Pour la Banque centrale européenne (BCE), c’est une faille du marché bancaire unique : les conditions de nominations de dirigeants de banques varient encore d’un pays à l’autre en Europe. Dans certains cas, le superviseur national est consulté en amont (« en ante ») de la nomination du dirigeant. Dans d’autres, il est consulté a posteriori (« ex post »).
Dans le cadre d’une proposition de directive en cours de discussion, la Commission européenne propose donc d’établir un standard unique au sein de l’Union européenne (UE) en donnant à la BCE une sorte de droit de veto « ex ante ». La proposition est accueillie avec réserve par la France, l’Allemagne ou l’Italie, qui appliquent la règle « ex post ».
« Le but est de s’assurer que les membres de la direction des banques soient tenus aux mêmes standards de conduite, d’expérience et de réputation dans tous les pays de l’UE », explique Frank Elderson, le numéro 2 de la supervision bancaire dans la zone euro, sur le blog de la BCE. « Cela rendra nos banques plus fortes et notre supervision moins complexe et donc plus efficace. »
« fit and proper »
Le superviseur européen, qui soutient la proposition de la Commission, veut s’assurer que les membres des comités de direction et des conseils d’administration des banques soient irréprochables, à la fois en termes de compétence et d’honorabilité (« fit and proper » dans le jargon).
« La BCE joue toujours un rôle de gardien dans ce domaine, mais nous sommes gênés par le patchwork de règles nationales différentes », estime Frank Elderson.
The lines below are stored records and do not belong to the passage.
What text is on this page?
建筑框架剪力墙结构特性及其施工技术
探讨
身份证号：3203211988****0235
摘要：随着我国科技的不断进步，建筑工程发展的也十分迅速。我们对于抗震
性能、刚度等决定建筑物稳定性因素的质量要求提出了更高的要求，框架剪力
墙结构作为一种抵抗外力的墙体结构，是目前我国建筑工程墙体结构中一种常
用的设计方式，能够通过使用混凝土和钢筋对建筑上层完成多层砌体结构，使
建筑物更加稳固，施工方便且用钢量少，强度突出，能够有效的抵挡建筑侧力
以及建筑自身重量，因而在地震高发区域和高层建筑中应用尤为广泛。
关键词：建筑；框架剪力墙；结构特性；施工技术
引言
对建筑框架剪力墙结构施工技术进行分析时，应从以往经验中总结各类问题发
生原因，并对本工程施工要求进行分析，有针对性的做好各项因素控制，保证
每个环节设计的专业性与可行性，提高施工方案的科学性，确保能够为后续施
Ce projet d’harmonisation des règles est toutefois vivement rejeté dans certains Etats membres, à commencer par la France.
« Le système d’évaluation ex post […], a fait ses preuves, réagit ainsi la Fédération bancaire française (FBF) : il permet d’éviter les vacances de postes et aucun dysfonctionnement ne justifie de changement de modèle. Ceci risque donc d’aboutir à un système très lourd pour le renouvellement des managers et dirigeants, la promotion de profils diversifiés, au risque que les futures nominations se portent de préférence sur des personnes déjà validées par la BCE. »
Pour les banques françaises, la modification risquerait d’allonger de plusieurs mois les processus de nominations, qui sont déjà lourds, mais aussi d’avoir un impact fort sur les groupes mutualistes. Les dirigeants de caisses locales devraient potentiellement être soumis aux mêmes règles. « La BCE convient qu’une approche proportionnée s’impose ici », répond toutefois Frank Elderson.
Autrement dit, la BCE se concentrerait sur les banques dites systémiques , comme BNP Paribas ou Société Générale.
Compétence nationale ou européenne
La réserve de la France et d’autres pays ne porte pas seulement sur la séquence de supervision, mais aussi sur le transfert de compétence du superviseur national vers le superviseur européen. En France, l’Autorité de contrôle prudentiel et de résolution (ACPR), en charge de la supervision des banques et des assurances et rattachée à la Banque de France, perdrait ainsi un levier de pouvoir important.
Francfort projette toutefois de travailler main dans la main avec les autorités nationales. La Banque de France n’a pas souhaité commenter.
Cette mesure s’intègre dans un « paquet bancaire » (projet de directive européenne, nouvelles règles…) qui vise à mettre en oeuvre le dernier volet des réformes dites de Bâle 3. Ce dernier est censé renforcer la solidité du système bancaire, et doit encore être discuté par le Parlement européen et le conseil des chefs d’Etat et de gouvernement de l’UE.